Auch der Anregung der Generalprokuratur, aus Anlaß der Nichtigkeitsbeschwerde von Amts wegen wahrzunehmen, daß das angefochtene Urteil zum Nachteil des Beschwerdeführers zudem insofern mit einer - von ihm nicht geltend gemachten - Nichtigkeit im Sinn der Z 11, dritter Fall, des § 281 Abs. 1 StPO behaftet sei, als das Erstgericht zu Unrecht nicht auch auf die (rechtskräftige) weitere Verurteilung wegen des im Februar oder März 1987 in Graz begangenen Verbrechens des Diebstahls durch Einbruch nach den §§ 127, 129 Z 1 StGB durch das Landesgericht für Strafsachen Graz vom 5. Juni 1989, GZ 4 a E Vr 590/89-8, gemäß den §§ 31, 40 StGB Bedacht genommen habe, konnte nicht nähergetreten werden. Die im vorliegenden Verfahren abgeurteilten Taten wurden zwischen dem Urteil des Bezirksgerichtes Fürstenfeld vom 13. Juli 1988, GZ U 67/88-5, und dem Urteil des Landesgerichtes für Strafsachen Graz vom 5. Juni 1989, GZ 4 a E Vr 590/89-8, in der Zeit zwischen November 1988 und 22.Jänner 1989 begangen. Da das Landesgericht für Strafsachen Graz in seinem Erkenntnis vom 5. Juni 1989 auf das Urteil des Bezirksgerichtes Fürstenfeld Bedacht nahm, ist zwecks Vermeidung einer Doppelbegünstigung im nunmehrigen Urteil die Bestimmung des § 31 StGB in bezug auf das Erkenntnis des Landesgerichtes für Strafsachen Graz im Verfahren zum AZ 4 a E Vr 590/89 nicht anwendbar, weil die Bedachtnahme auf das Urteil des Bezirksgerichtes Fürstenfeld unterblieben wäre, wenn das Urteil vom 5. Juni 1989 auch die nach dem 13. Juli 1988 begangenen Taten erfaßt hätte (vgl EvBl 1983/109; Foregger-Serini, StGB4, § 31 Erl III, letzter Satz).
Zusammenfassend ergibt sich sohin, daß das angefochtene Urteil nur insoweit mit einer Nichtigkeit nach der Z 11 des § 281 Abs. 1 StPO behaftet ist, als dem Angeklagten im Rahmen des angefochtenen Strafausspruches die bedingte Strafnachsicht versagt wurde.
In Stattgebung der Strafzumessungsrüge war daher das angefochtene Urteil, das im übrigen unberührt zu bleiben hatte, im Strafausspruch aufzuheben und mit Strafneubemessung vorzugehen.

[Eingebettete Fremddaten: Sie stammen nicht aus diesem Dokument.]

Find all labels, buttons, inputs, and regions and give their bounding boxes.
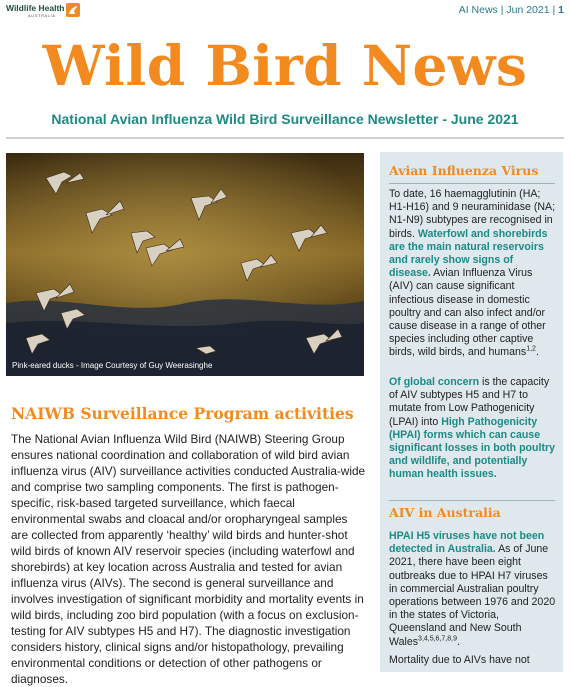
wildlife-health-logo	[6, 4, 80, 18]
sidebar-panel	[380, 152, 563, 672]
sidebar-text: .	[456, 635, 460, 648]
sidebar-paragraph-3	[389, 530, 557, 649]
sidebar-text: As of June 2021, there have been eight outbreaks due to HPAI H7 viruses in commercial Australian poultry operations between 1976 and 2020 in the states of Victoria, Queensland and New South Wales	[389, 543, 556, 648]
reference-superscript: 1,2	[526, 345, 536, 353]
ducks-photo	[6, 153, 364, 376]
photo-caption: Pink-eared ducks - Image Courtesy of Guy Weerasinghe	[12, 361, 213, 370]
sidebar-highlight: Of global concern	[389, 376, 480, 388]
reference-superscript: 3,4,5,6,7,8,9	[418, 635, 457, 643]
masthead-title: Wild Bird News	[42, 33, 528, 98]
sidebar-title-avian-influenza: Avian Influenza Virus	[389, 163, 539, 178]
header-divider	[6, 137, 564, 139]
issue-info	[459, 4, 564, 16]
logo-sub: AUSTRALIA	[28, 13, 56, 18]
logo-name: Wildlife Health	[6, 3, 65, 13]
sidebar-text: To date, 16 haemagglutinin (HA; H1-H16) and 9 neuraminidase (NA; N1-N9) subtypes are recognised in birds.	[389, 188, 556, 240]
sidebar-divider-2	[389, 500, 555, 501]
page-header	[0, 0, 570, 26]
main-section-body: The National Avian Influenza Wild Bird (NAIWB) Steering Group ensures national coordination and collaboration of wild bird avian influenza virus (AIV) surveillance activities conducted Australia-wide and comprise two sampling components. The first is pathogen-specific, risk-based targeted surveillance, which faecal environmental swabs and cloacal and/or oropharyngeal samples are collected from apparently ‘healthy’ wild birds and hunter-shot wild birds of known AIV reservoir species (including waterfowl and shorebirds) at key location across Australia and tested for avian influenza virus (AIVs). The second is general surveillance and involves investigation of significant morbidity and mortality events in wild birds, including zoo bird population (with a focus on exclusion-testing for AIV subtypes H5 and H7). The diagnostic investigation considers history, clinical signs and/or histopathology, prevailing environmental conditions or detection of other pathogens or diagnoses.	[11, 432, 366, 686]
main-section-title: NAIWB Surveillance Program activities	[11, 404, 354, 423]
sidebar-divider-1	[389, 183, 555, 184]
sidebar-highlight: HPAI H5 viruses have not been detected in Australia.	[389, 530, 545, 556]
sidebar-paragraph-1	[389, 188, 557, 360]
kangaroo-logo-icon	[66, 3, 80, 17]
issue-text: AI News | Jun 2021 |	[458, 4, 556, 16]
sidebar-text: .	[535, 346, 539, 359]
ducks-photo-illustration	[6, 153, 364, 376]
sidebar-highlight: High Pathogenicity (HPAI) forms which can cause significant losses in both poultry and wildlife, and potentially human health issues.	[389, 415, 555, 481]
page-number: 1	[558, 4, 564, 16]
sidebar-paragraph-4: Mortality due to AIVs have not	[389, 654, 530, 666]
sidebar-text: is the capacity of AIV subtypes H5 and H7 to mutate from Low Pathogenicity (LPAI) into	[389, 376, 550, 428]
sidebar-paragraph-2	[389, 376, 557, 482]
sidebar-title-aiv-australia: AIV in Australia	[389, 505, 501, 520]
newsletter-subtitle: National Avian Influenza Wild Bird Surveillance Newsletter - June 2021	[51, 111, 519, 127]
sidebar-highlight: Waterfowl and shorebirds are the main natural reservoirs and rarely show signs of disease.	[389, 227, 548, 280]
sidebar-text: Avian Influenza Virus (AIV) can cause significant infectious disease in domestic poultry and can also infect and/or cause disease in a range of other species including other captive birds, wild birds, and humans	[389, 267, 546, 359]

Auf der Basis der vom Schöffengericht im wesentlichen zutreffend festgestellten Strafzumessungsgründe erachtete der Oberste Gerichtshof eine Freiheitsstrafe in der im Spruch angeführten Dauer - somit in dem Ausmaß, welches das Erstgericht bereits verhängte - als dem Gewicht des Tatunrechts, der Schuld und vor allem der vorbelasteten Täterpersönlichkeit des Harald W*** entsprechend. Hiebei wurde - ebenso wie vom Jugendschöffengericht - auch auf das Gewicht der gemäß dem § 31 StGB zu berücksichtigenden Vorverurteilung durch das Landesgericht für Strafsachen Graz vom 19. Februar 1990, GZ 4 a E Vr 2979/89-31, gebührend Bedacht genommen.
Die bedingte Strafnachsicht war aus den bereits dargelegten Erwägungen zu gewähren.
Mit seiner Berufung war Harald W*** auf diese Entscheidung zu verweisen.
Die Kostenentscheidung gründet sich auf die bezogene Gesetzesstelle.